Tuesday, March 24, 2015

new revenue for Chicago, taxing sales of some homes

Because City of Chicago is in debt to its pension funds, Chicago needs new revenue.

The following proposal will bring some revenue and it should be passable.

Tax sales of homes (properties that have taken the "homeowners exemption" which saves $250-2,000/year).

Here's the catch: if the owner buys another home in Chicago (residential property where owner qualifies for and takes homeowner exemption) the owner gets 100% of the tax rebated.
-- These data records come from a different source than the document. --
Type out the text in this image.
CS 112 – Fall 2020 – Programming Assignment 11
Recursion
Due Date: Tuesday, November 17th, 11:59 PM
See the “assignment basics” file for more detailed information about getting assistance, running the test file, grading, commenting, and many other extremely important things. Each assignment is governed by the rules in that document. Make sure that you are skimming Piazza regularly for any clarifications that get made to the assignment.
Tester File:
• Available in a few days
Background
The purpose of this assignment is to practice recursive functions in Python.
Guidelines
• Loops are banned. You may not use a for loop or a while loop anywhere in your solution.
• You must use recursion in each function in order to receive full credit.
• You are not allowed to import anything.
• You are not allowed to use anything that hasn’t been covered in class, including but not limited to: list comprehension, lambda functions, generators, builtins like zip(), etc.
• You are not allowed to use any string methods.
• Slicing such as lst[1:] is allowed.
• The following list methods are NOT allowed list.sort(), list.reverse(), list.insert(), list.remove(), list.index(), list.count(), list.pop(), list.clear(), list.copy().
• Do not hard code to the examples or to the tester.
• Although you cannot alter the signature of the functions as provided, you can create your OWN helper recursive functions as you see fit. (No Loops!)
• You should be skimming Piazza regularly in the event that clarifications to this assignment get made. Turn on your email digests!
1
Also, if the homeowner lives there for 20 years or longer, the sale would be exempt from taxation.

How much would the tax be?

1% on value up to $250,000 of sale price
1.5% on value between $250-500,000 of sale price
2% on value between $500K- $1 million
4% on value between $1-2 million
8% on value over $2 million

There would be a step down for people who owned the property over 16 years.

If property owned:
16 years ==> only 80% of the tax paid
17 years ==> only 60% of the tax paid
18 years ==> only 40% of the tax paid
19 years ==> only 20% of the tax paid

The tax would not apply to seniors that have lived in Chicago for 20+ years and downsized to a more modest priced home in the last twenty years.

If an owner sells a home and then rents in Chicago, s/he would get the tax rebated one third at a time at the 12, 24 & 36 month points, if s/he still maintains her/his legal residence in Chicago.

This tax would apply to the heirs of an estate, even if the deceased did live in Chicago for 20+ years.